Si la rencontre n’est pas forcément plus courte, elle sera plus innovante. Le groupe Meta présente à VivaTech sa vision du métaverse, ces mondes virtuels dans lesquels le groupe américain veut devenir une référence avec ses Horizons.
Sa recette ? Rendez ces univers plus immersifs grâce à l’apport de la réalité virtuelle alimentée par les écouteurs Oculus. Preuve d’intérêt et de curiosité pour ce tout nouveau concept, le grand stand Meta affiche toujours complet, notamment pour tester les Horizon Workrooms, les salles de réunion “méta-converties”.
Alors, comment ça marche? On s’installe dans un bureau, on met les écouteurs Quest 2 et on se donne rendez-vous autour d’une table virtuelle avec des avatars assez bien conçus. Les visages et les corps bougent bien et la sensation d’animation s’estompe rapidement.
Le casque Oculus Quest 2 plonge l’utilisateur dans la réunion.

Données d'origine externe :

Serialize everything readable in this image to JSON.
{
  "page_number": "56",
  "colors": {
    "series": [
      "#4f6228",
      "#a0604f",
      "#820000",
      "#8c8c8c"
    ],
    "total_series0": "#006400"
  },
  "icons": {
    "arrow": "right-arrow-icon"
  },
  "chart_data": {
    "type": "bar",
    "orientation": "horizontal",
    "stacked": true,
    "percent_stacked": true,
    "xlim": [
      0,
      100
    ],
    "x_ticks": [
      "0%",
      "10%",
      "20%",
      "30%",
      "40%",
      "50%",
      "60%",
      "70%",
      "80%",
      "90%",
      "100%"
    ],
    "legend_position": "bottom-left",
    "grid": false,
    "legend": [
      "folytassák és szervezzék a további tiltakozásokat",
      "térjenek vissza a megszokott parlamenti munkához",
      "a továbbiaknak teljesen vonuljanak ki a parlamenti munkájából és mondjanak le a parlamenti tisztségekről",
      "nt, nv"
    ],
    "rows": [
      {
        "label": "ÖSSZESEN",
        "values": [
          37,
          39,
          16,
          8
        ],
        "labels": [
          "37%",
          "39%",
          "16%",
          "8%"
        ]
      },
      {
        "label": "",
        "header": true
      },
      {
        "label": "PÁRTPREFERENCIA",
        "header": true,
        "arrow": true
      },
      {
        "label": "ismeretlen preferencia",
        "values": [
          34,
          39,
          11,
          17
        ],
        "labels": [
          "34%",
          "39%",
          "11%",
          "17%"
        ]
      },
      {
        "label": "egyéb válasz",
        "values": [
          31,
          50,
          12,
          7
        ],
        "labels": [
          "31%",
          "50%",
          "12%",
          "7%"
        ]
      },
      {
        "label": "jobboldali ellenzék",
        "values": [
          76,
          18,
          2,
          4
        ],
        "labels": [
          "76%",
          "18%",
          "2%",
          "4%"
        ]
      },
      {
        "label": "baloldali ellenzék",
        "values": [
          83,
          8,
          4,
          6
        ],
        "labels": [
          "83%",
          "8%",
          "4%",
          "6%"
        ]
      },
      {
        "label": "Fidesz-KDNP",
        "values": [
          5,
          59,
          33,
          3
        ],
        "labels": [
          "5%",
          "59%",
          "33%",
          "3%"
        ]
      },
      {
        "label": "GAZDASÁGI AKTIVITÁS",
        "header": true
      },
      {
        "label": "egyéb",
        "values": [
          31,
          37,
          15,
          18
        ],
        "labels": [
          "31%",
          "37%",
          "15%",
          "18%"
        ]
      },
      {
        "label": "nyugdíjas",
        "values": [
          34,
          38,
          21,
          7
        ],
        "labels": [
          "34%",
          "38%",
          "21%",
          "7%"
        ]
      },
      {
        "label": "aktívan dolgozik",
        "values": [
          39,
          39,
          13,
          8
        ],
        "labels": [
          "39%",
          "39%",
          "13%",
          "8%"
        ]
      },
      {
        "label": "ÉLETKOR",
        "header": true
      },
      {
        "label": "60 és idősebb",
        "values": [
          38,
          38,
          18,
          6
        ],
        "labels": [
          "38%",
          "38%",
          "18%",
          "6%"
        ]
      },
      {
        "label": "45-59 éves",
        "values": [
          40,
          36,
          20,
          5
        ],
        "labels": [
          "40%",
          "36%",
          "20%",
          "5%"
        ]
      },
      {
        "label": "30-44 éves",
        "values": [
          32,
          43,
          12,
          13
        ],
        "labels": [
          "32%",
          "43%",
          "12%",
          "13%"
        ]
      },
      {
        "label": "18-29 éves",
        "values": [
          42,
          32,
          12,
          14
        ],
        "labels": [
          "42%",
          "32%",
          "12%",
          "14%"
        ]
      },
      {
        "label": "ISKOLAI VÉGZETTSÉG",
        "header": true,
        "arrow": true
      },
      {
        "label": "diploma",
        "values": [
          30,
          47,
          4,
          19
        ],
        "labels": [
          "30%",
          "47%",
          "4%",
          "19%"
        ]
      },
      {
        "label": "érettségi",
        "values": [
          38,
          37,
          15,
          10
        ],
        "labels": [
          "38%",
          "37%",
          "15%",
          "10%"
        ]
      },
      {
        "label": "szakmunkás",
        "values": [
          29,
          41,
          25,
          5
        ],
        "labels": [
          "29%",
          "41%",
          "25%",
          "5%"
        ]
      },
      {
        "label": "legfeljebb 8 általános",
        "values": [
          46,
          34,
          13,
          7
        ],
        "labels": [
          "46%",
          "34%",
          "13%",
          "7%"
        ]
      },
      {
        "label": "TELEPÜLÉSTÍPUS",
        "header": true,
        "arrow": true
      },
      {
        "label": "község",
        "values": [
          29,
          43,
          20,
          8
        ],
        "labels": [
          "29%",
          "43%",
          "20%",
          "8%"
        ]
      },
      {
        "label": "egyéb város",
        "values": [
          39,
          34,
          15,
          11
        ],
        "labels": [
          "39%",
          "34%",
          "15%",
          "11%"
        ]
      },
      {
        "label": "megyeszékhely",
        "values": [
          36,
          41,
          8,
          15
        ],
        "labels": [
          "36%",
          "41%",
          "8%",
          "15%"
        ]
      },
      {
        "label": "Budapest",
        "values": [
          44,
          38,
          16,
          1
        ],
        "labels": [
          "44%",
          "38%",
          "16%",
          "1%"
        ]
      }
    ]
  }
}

Les joysticks servent uniquement à accéder à l’interface et sont placés devant vous. La technologie a récemment fait un énorme bond en avant avec le suivi des mains. Le casque les détecte et reproduit parfaitement tous les mouvements jusqu’aux doigts. Cette réactivité intensifie l’immersion dans la virtualité et tout devient vite naturel.
Nous nous tournons vers notre voisin de table, l’hôte de notre réunion, qui guide les convives dans les premiers gestes de maîtrise. Le discours est clair et notre interlocuteur semble vraiment proche. “L’espace sonore est l’élément le plus important de notre métavers”, explique Antoine Bordes, directeur du laboratoire de recherche en intelligence artificielle de Meta. “Cela va recréer de la complicité et de la spontanéité dans l’échange, il ne manquera que les avatars, qui sont plus photoréalistes et capables de projeter le non-verbal comme en faisant sourciller”, a-t-il déclaré.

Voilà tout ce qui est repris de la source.